I say, “it’s not a matter of belief.” She doesn’t like the fact
that humans started off in Africa. “What about
the different races? And the different cultures? How
can they work these things out from a pile of old skulls?”
“The Sunday Times has a black editor, hasn’t it?”
“Yes,” I say. “That’s why it’s full of sex,” she says.
“It’s always been,” I say, “and anyway
those stories come from British newspapers.”
“It’s even more these days,” she says,
“that’s all they’re interested in – sex and thieving.”
Her racism is savage as ever.
I’ve come to see her because she’s been ill.
In intensive care. She could have died.
“They all pinch,” she says.
“Last month they pinched a car
from the parking garage.” Pinch – that’s the word
she uses. She seems quite healthy now
except she has a pinched nerve in her spine,
she has to use a wheelchair or a walking frame.
“Do you believe in reincarnation?” she asks.

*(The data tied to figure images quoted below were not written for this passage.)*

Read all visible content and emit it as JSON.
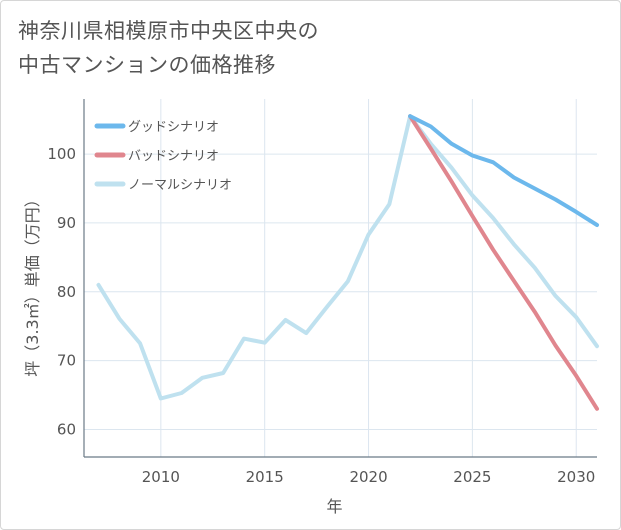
{
  "title": {
    "line1": "神奈川県相模原市中央区中央の",
    "line2": "中古マンションの価格推移"
  },
  "chart_data": {
    "type": "line",
    "xlabel": "年",
    "ylabel": "坪（3.3㎡）単価（万円）",
    "xlim": [
      2006.3,
      2031
    ],
    "ylim": [
      56,
      108
    ],
    "xticks": [
      2010,
      2015,
      2020,
      2025,
      2030
    ],
    "yticks": [
      60,
      70,
      80,
      90,
      100
    ],
    "grid": true,
    "legend_position": "top-left",
    "series": [
      {
        "name": "グッドシナリオ",
        "color": "#6cb8ec",
        "points": [
          [
            2022,
            105.5
          ],
          [
            2023,
            104.0
          ],
          [
            2024,
            101.5
          ],
          [
            2025,
            99.8
          ],
          [
            2026,
            98.8
          ],
          [
            2027,
            96.6
          ],
          [
            2028,
            95.0
          ],
          [
            2029,
            93.4
          ],
          [
            2030,
            91.6
          ],
          [
            2031,
            89.7
          ]
        ]
      },
      {
        "name": "バッドシナリオ",
        "color": "#e0868e",
        "points": [
          [
            2022,
            105.5
          ],
          [
            2023,
            100.8
          ],
          [
            2024,
            96.0
          ],
          [
            2025,
            91.0
          ],
          [
            2026,
            86.1
          ],
          [
            2027,
            81.6
          ],
          [
            2028,
            77.1
          ],
          [
            2029,
            72.2
          ],
          [
            2030,
            67.8
          ],
          [
            2031,
            63.0
          ]
        ]
      },
      {
        "name": "ノーマルシナリオ",
        "color": "#bfe1ef",
        "points": [
          [
            2007,
            81.0
          ],
          [
            2008,
            76.1
          ],
          [
            2009,
            72.5
          ],
          [
            2010,
            64.5
          ],
          [
            2011,
            65.3
          ],
          [
            2012,
            67.5
          ],
          [
            2013,
            68.2
          ],
          [
            2014,
            73.2
          ],
          [
            2015,
            72.6
          ],
          [
            2016,
            75.9
          ],
          [
            2017,
            74.0
          ],
          [
            2018,
            77.8
          ],
          [
            2019,
            81.5
          ],
          [
            2020,
            88.3
          ],
          [
            2021,
            92.7
          ],
          [
            2022,
            105.5
          ],
          [
            2023,
            101.5
          ],
          [
            2024,
            98.0
          ],
          [
            2025,
            94.0
          ],
          [
            2026,
            90.7
          ],
          [
            2027,
            86.9
          ],
          [
            2028,
            83.5
          ],
          [
            2029,
            79.4
          ],
          [
            2030,
            76.3
          ],
          [
            2031,
            72.1
          ]
        ]
      }
    ]
  }
}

She’s 86. “I believe in everything,” I say.
“Well I don’t,” she says. “I’ve been so weary recently,
so old, so tired. I do believe in God, though.
I don’t know why, because I’m cynical. Do you?”
“Believe in God? Sure, but I prefer the Dao.
Less anthropomorphic.” “Less what?” The TV is on
much too loud. “I have no talent,” she says “I’ve never had a talent.”
“You’ve always been bright. And you’re still alert,” I say,
“surely you have some redeeming qualities?”